現実を直視したくない人間の典型的な目だ。
「正しくは“行けない”というか、“行くことを許されてない”って感じなのかな。俺と天界を繋ぐのは箱舟だけなんだよ。」
その言葉に、翔はゆっくりと視線をミスジェロに向ける。冗談ではないと悟ったのだろう、顔から完全に笑みが消え、代わりに警戒と困惑が入り混じった色が浮かぶ。
「……それはどういうことだ?」
慎重に問いかける翔の声は、先ほどまでの軽さとは打って変わって低く、重い。
その問いに対し、ミスジェロは一瞬だけ視線を伏せた。普段の飄々とした態度は影を潜め、どこか覚悟を決めたような、静かで張り詰めた空気をまとっている。
その表情はどこか硬く、瞳の奥には過去を掘り返すことへの躊躇いと、それでも語らなければならないという決意が同時に揺れていた。
「本当は、ここまで言うつもりはなかったんだ」
低く落ち着いた声が、風の音に紛れながらも確かに響く。
「だけど、お前たちが初対面の俺にここまでしてくれて……俺はもう、ケジメをつけないといけない」
そう言って顔を上げたミスジェロの瞳には、先ほどまでの迷いはなく、ただ真っ直ぐな覚悟だけが宿っていた。
そして、ゆっくりと語り始める。
――時は、三千五百年前に遡る。
まだ“ミスジェロ”という名前すら持たなかった頃、ただの一匹の黒猫だった存在。艶のある黒い毛並みと、夜のように深い瞳を持つその猫は、初代ルールの代理人の“補佐”として、天界の片隅で生きていた。
当時の天界は今よりもずっと不安定で、神々の力も秩序も、どこか危うい均衡の上に成り立っていた。
そんな中で、ルールの代理人は異質だった。
飄々としていて掴みどころがなく、それでいて時折、底知れない狂気を覗かせる。
ある日、その男は何の前触れもなく、黒猫に向かってこう言った。
「近いうちに“全部やり直す”。そのためにお前を浮世って場所に飛ばすぜ!」
軽い調子だった。
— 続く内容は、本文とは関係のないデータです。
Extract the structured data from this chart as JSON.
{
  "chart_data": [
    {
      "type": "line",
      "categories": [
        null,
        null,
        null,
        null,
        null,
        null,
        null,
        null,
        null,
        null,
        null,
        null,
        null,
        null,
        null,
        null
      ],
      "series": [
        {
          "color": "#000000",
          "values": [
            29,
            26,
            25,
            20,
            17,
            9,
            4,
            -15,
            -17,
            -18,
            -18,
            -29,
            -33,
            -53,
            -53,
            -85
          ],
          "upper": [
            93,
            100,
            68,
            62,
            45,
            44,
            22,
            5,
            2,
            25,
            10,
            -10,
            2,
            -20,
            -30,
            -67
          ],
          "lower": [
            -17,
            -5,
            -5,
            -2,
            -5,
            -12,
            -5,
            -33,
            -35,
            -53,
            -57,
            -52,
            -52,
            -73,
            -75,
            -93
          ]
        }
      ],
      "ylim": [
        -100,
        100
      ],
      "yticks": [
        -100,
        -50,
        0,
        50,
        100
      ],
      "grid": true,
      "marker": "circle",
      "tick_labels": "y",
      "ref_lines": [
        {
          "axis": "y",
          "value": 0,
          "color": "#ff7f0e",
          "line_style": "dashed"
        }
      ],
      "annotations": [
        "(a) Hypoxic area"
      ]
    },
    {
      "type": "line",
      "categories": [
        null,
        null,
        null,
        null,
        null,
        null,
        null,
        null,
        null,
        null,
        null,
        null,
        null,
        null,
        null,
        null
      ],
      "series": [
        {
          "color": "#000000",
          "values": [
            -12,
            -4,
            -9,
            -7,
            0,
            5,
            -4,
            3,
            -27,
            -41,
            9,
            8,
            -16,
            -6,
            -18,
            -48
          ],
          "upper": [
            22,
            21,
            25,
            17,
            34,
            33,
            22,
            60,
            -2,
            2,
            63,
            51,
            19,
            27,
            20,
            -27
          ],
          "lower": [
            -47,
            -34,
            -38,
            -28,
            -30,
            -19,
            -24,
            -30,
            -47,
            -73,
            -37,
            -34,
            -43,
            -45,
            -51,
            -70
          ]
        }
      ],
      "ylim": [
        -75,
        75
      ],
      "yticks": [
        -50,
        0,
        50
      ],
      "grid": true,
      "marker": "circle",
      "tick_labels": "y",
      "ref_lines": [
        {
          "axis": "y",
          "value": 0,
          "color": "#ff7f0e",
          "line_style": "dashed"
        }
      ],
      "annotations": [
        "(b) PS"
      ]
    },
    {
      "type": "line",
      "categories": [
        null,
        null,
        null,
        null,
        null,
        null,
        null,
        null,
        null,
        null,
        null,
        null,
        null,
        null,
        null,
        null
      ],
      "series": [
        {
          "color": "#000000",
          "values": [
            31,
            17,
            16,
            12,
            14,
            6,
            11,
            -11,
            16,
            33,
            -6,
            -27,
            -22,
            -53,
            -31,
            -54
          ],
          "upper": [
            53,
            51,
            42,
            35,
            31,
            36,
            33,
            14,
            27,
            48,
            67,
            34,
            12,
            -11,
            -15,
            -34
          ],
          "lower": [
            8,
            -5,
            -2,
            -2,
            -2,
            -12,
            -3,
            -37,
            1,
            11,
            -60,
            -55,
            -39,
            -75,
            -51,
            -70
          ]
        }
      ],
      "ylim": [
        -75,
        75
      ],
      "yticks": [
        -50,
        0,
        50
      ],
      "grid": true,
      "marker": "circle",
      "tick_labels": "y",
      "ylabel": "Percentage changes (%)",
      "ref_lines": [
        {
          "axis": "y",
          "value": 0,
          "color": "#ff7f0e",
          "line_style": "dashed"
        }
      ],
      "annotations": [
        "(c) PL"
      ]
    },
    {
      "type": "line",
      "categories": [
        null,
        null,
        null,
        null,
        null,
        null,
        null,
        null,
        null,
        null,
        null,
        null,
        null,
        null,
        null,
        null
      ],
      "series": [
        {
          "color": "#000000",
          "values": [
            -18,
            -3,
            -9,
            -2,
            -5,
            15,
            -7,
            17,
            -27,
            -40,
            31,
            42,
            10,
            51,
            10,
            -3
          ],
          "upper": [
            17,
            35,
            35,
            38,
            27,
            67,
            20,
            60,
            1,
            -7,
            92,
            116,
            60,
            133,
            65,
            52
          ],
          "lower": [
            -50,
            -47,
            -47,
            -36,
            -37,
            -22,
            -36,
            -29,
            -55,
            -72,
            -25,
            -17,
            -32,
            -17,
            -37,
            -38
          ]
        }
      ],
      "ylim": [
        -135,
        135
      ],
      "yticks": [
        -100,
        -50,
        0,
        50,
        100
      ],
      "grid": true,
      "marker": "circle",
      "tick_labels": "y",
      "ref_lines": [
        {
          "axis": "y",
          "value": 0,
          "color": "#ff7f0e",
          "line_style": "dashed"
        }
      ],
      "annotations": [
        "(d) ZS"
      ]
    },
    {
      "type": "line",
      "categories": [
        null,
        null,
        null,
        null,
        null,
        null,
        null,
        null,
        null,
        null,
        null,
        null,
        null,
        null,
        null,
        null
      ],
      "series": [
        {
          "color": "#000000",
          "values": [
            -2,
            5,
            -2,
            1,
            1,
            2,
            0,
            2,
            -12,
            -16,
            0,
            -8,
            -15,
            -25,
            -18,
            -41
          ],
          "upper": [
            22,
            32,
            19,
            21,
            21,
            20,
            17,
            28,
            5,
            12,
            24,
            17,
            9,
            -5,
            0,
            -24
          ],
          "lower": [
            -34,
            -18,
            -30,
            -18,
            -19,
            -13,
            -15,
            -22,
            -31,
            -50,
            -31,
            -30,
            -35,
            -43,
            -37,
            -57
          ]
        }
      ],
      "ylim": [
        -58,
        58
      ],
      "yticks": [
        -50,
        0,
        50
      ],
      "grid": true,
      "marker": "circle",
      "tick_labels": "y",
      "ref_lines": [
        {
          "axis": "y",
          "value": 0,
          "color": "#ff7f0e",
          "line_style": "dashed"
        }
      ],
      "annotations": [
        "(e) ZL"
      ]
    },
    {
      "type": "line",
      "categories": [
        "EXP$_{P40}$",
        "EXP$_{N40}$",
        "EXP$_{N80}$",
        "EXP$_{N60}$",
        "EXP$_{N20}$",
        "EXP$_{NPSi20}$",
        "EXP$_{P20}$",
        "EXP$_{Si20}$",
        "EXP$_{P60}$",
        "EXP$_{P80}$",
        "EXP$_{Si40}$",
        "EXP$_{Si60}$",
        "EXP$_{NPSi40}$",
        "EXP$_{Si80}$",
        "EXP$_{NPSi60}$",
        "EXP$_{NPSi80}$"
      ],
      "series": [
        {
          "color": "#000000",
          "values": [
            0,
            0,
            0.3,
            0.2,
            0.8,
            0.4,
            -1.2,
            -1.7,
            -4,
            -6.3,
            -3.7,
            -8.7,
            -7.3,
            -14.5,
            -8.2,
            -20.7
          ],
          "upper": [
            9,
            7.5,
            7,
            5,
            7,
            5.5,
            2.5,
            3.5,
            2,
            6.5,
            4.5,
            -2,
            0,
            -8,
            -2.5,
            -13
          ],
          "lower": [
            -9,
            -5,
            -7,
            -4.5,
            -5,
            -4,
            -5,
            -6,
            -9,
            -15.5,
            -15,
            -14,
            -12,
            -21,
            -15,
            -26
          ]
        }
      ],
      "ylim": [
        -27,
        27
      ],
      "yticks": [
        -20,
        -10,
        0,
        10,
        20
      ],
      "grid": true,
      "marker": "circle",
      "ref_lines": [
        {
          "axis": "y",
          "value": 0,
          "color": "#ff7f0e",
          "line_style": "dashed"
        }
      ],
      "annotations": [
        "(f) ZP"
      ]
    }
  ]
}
まるで明日の天気を話すかのような、あまりにも現実感のない声音。
「いや意味わからないニャン、ぜってーやめろニャン」
黒猫は即座に拒否した。
耳を伏せ、威嚇するように尻尾を膨らませながら睨みつけるその姿は、小さいながらも確かな怒りを孕んでいる。
「そんなこと言うなよー、君は僕に頼られて嬉しいだろ?」
「照れてねぇよぶち殺すぞニャン」
軽口を叩き合う、いつも通りのやり取り。
だが、その裏にあった言葉の意味を、この時の黒猫はまだ理解していなかった。
「何でもかんでも“ニャン”付ければ許されると思うなよ」
そう笑っていた男の顔が、ほんの一瞬だけ――本当に一瞬だけ、冷たく歪んだことに、黒猫は気づかなかった。
それが、すべての始まりだった。
気がついた時、黒猫は空を落ちていた。
風が耳を裂くように唸り、視界は歪み、重力が全身を引き裂くように引っ張る。
理解が追いつかないまま、それでも本能的に叫ぶ。
「……は? 何言って……おい!」
だが、その声は虚しく消えた。
すでに黒猫は、天界と浮世の間に存在する“浮世”へと放り出されていたのだ。
そこは光も音も曖昧で、方向すら分からない異質な空間。
神でも、神見習いでもない“ただの補佐”である黒猫にとって、そこは帰還不可能の領域だった。
そして――
一度でも亜空間を抜けて浮世に行ってしまえば、もう二度と戻れない。
「何やってんだよお前……!!」
怒りと混乱と恐怖がぐちゃぐちゃに混ざった声が漏れる。それでも黒猫が思ったのは、自分のことではなかった。
「お前、自分が何したか分かってんのか……!?」
頭の中で何度も反芻される言葉。
――“全部やり直す”。
その意味に気づいた瞬間、背筋が凍りついた。
もしそれが本当なら、それはただの反逆では済まない。
五大神、その中でも創造神に対する明確な敵対行為。最悪の場合、存在そのものが消される。
思考はまとまらず、感情は暴走し、心は限界を超えて軋んでいく。
それでも、落ちていくしかなかった。
それから三日後。
黒猫の前に、一人の少年が現れる。
まだ幼さの残る顔立ちだが、その瞳にはどこか不思議な強さが宿っている。
日に焼けた肌、粗末な服装、それでもまっすぐに立つその姿は、この世界で必死に生きている証そのものだった。
「ねえ、聞いてくれよ!」
無邪気に笑いながら話しかけてくるその少年――ノアは、どこか興奮した様子で言葉を続ける。
「知らないイケメンの神様みたいな人がさ、これから大洪水が起こるから船を作れって言ってきたんだ!」
その一言で、黒猫の表情が凍りついた。
背中の毛が逆立ち、瞳が鋭く細まる。
その“神様”に、心当たりがありすぎた。
「……おい」
低く、押し殺した声で黒猫は問いかける。その声には明確な緊張と、抑えきれない焦りが滲んでいた。
「その神様ってやつは、どこで見た? そして……何て言ってたんだ?」
ここが――
ノアと黒猫の出会いであり、
そして、すべてを巻き込む“事件”の幕開けだった。
この瞬間から、世界は静かに、確実に狂い始める。
――これはまだ、地獄の“入口”に過ぎなかった。